Liam Blake reflects the mood of a town that is losing one of its icon industries. For 51 of the eighty-five years that the Oatfield plant operated out of the place of its birth, Letterkenny, he worked within its walls helping to bring that unique flavour to the taste buds of sweet lovers the world over.
But with the decision by its current owners, Zed Candy, to relocate the entire confectionery output to England, that taste has turned somewhat sour.
“I was down there recently watching them pack and remove some of the machinery. The town will miss it and so will the people who worked in it. It’s just very sad to see it going,” Liam echoes the view of the community.
He’d left the Presentation Brothers school at the age of 14, an age he reached on January 10th, 1950 and took up the job with Oatfield, then, and for many years after, under the ownership of the sweet factory’s founders, the McKinneys.

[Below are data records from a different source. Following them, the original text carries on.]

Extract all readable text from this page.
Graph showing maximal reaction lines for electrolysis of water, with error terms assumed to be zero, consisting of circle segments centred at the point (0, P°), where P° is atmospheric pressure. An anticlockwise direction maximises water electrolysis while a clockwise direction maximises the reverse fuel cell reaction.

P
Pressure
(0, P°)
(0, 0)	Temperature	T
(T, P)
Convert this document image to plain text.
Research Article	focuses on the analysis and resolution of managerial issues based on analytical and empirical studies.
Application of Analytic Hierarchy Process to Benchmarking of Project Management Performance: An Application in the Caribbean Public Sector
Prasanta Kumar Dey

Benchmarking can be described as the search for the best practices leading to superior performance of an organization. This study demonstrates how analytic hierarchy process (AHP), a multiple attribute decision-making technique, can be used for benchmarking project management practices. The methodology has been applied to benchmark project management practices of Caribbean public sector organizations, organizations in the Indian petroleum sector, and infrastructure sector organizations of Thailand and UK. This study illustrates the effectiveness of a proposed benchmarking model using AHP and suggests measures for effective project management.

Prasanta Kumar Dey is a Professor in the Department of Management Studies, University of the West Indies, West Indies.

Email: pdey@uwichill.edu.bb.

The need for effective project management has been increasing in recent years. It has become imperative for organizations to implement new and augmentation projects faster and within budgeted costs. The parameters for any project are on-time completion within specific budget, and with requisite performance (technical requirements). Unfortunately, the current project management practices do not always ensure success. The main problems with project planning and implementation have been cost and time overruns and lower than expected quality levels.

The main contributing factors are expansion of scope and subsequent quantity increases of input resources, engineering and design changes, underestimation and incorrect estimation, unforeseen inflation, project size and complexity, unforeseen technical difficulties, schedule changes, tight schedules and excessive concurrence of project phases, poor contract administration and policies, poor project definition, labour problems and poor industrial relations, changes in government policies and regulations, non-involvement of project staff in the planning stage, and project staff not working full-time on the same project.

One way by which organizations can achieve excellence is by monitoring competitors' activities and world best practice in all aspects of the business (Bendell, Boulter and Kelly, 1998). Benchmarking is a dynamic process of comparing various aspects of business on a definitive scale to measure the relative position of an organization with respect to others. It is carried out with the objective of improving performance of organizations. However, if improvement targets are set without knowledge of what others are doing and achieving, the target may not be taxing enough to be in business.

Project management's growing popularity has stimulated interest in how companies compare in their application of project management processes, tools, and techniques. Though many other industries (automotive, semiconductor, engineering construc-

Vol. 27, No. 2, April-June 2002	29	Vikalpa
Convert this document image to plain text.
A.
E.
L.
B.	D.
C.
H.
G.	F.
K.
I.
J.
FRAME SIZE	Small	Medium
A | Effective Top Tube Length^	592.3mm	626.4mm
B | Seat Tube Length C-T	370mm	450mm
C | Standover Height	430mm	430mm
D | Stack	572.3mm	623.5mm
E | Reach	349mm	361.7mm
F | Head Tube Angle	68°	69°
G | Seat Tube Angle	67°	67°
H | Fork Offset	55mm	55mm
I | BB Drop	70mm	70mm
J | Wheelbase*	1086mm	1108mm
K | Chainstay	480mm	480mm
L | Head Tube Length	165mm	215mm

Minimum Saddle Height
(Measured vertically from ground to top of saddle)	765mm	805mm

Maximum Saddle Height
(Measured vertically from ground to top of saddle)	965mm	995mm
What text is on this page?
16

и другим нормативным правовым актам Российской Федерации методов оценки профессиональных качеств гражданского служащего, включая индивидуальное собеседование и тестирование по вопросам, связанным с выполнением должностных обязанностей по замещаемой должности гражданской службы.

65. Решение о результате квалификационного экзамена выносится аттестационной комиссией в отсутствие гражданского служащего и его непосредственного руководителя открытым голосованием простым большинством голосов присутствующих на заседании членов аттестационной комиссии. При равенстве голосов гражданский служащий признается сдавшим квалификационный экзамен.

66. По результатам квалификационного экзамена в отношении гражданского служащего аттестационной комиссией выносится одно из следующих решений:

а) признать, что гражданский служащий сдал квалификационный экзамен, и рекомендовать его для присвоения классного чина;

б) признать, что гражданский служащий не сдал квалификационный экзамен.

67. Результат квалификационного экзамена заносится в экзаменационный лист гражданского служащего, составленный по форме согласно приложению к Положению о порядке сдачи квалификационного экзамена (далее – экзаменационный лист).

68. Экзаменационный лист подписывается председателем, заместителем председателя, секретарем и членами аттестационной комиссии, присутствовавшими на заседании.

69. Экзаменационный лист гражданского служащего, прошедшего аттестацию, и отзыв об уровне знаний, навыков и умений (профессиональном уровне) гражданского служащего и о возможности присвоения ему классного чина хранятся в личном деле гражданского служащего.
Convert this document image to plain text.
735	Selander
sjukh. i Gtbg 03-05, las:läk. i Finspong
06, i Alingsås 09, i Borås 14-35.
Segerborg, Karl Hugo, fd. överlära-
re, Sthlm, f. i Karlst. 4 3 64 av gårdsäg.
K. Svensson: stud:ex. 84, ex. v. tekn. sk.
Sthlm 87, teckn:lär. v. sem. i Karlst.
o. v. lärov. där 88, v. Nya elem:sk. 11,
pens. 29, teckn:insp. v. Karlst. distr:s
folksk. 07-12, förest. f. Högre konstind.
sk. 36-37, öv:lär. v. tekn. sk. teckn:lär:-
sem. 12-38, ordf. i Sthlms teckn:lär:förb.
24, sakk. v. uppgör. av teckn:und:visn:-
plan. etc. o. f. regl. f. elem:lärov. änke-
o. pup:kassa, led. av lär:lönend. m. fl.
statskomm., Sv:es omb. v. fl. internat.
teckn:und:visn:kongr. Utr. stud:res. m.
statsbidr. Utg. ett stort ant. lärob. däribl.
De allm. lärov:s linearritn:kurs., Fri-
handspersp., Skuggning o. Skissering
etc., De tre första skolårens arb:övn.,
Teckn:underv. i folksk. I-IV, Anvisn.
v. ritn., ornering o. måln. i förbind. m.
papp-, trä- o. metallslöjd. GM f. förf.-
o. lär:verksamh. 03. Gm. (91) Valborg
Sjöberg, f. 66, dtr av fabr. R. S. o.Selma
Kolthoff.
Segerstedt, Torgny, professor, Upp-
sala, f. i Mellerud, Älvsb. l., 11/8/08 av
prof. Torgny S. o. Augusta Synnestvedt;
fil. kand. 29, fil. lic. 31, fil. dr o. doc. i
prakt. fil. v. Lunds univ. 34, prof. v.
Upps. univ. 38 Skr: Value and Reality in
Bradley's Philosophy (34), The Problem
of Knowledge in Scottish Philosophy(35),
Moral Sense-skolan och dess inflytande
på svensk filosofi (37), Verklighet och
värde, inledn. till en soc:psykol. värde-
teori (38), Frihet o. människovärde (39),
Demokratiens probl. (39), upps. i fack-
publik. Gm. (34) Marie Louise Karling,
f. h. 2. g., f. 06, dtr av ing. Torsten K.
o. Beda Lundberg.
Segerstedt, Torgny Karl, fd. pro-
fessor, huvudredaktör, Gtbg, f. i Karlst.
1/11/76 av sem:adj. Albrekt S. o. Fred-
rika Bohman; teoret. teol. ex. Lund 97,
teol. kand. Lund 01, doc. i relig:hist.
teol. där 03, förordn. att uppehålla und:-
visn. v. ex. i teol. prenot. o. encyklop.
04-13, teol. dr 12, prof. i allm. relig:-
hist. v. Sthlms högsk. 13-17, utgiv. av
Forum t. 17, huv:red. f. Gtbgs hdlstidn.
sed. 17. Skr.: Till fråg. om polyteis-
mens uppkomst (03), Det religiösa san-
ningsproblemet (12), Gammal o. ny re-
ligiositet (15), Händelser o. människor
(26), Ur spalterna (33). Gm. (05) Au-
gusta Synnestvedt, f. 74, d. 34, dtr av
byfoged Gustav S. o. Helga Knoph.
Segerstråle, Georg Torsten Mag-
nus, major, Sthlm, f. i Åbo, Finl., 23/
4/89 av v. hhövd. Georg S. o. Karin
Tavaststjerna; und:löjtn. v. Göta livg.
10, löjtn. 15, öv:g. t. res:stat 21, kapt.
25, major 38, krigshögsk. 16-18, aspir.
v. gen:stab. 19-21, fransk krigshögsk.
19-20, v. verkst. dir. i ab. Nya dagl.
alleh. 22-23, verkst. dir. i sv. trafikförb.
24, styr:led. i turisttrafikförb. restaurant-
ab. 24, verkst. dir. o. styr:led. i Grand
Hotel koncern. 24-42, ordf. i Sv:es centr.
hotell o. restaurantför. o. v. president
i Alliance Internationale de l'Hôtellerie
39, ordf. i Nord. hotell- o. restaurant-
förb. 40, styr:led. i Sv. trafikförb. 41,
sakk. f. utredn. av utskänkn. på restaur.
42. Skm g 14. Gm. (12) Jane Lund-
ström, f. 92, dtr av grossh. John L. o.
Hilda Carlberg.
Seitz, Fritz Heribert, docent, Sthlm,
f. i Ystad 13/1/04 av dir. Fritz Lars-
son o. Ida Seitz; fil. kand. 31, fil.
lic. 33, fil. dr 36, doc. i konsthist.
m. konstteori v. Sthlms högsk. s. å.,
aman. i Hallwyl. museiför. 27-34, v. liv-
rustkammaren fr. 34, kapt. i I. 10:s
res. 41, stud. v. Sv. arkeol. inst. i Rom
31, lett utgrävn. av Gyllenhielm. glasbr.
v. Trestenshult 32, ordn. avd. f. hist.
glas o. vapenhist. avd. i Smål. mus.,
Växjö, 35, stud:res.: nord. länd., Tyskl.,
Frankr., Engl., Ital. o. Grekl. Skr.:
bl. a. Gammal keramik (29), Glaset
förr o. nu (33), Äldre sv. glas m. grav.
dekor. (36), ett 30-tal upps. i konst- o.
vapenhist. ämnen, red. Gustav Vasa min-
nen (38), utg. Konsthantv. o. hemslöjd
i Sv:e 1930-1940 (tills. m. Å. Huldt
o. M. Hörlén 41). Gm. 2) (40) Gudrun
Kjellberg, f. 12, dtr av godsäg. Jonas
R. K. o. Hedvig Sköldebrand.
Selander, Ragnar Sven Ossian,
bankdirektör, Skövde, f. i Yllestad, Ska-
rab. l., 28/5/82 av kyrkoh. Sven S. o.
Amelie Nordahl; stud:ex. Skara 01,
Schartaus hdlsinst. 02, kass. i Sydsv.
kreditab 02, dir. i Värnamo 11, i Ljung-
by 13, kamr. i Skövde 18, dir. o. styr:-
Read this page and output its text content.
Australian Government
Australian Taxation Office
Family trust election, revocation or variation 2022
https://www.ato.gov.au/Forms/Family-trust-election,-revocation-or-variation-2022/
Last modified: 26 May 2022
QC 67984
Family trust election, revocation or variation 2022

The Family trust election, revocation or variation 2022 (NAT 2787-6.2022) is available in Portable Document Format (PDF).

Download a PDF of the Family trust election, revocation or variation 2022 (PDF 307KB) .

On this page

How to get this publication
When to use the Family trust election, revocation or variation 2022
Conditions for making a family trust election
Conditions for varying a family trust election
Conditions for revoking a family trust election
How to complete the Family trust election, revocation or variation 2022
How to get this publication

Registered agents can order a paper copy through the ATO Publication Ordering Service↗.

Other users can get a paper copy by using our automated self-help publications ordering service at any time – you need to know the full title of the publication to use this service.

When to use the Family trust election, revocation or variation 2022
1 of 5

His initial deployment was operating the boiler and weighing the sugar and he recalls between eighty and ninety people employed there at the time. Liam’s early working years were spent under then manager, Joe Harrison. “Jack Hunter from the Port Road was also high up in the factory at that time.
“The Oatfield lorries used to travel all over the country making deliveries. They’d be packed to the roof with sweets, with Emeralds, hard boiled and toffee varieties. At the time, I remember they used to make a soft cream centre sweet but eventually they stopped making them.
“There was the sugar factory in Tuam and any of the lorries delivering would return with bags of sugar. They never came back empty handed.”
It wasn’t just around Ireland that the Oatfield brand became known and loved. “When he was based in Lebanon as an army captain, Declan O’Carroll sent me back a letter, saying that he’d walked into this shop and was able to buy a bag of Oatfield sweets.”
There were many shops like it, from Kenya to Cambodia, where the confectionary, manufactured and packaged in Letterkenny, County Donegal, was available. At its peak, Oatfield exported to over eighty countries all over the world.
“The McKinneys definitely helped put Letterkenny on the international map,” says Liam.
And over the years provided much needed employment in the locality. “They gave a lot of work to people all over the county.” His own son, Michael, worked there and he lists off the names of others who found steady jobs in the local sweet plant including Paddy Crossan of the Mountain Top, John McGranaghan, Liam Collins, Davy Moore, John Wilson of the the Burmah, Frank O’Donnell, Joe McNab, Matt Moore, Sammy Logue of Rockhill, Kathleen Fox, Bernadette Duffy, Bridget McNab, Rita Doherty and Andy Robinson. And other men who helped run the operation, Bert Davidson, John Fox and Hector Moore.
Born in St. Conal’s Hospital where his dad, Mickey, was the head male nurse at the time, Liam and his family - his mother was Margaret McBride - resided in an apartment there before eventually moving to Knocknamona.
He recalls cycling to work - “you could go up and down the Port Road back then” - and around fifty bicycles parked outside the shed at Oatfield.
“The horn would blew at the factory at 8.30 in the morning - a lot of people went by that clock. Then it would blow again at one o’clock and at two o’clock and finally in the evening at six.”
On January 10th, 2001, Liam completed his fifty-one years - “Chris Donovan was the manager when I left” - and as the equipment and machinery were being readied up in recent weeks for relocation to the U.K. and Oatfield Letterkenny is no more, he renders a sigh for old times.
“It’s very sad to see it going - it’s a big loss to the town and to the county. If only something could have been done to keep it here.”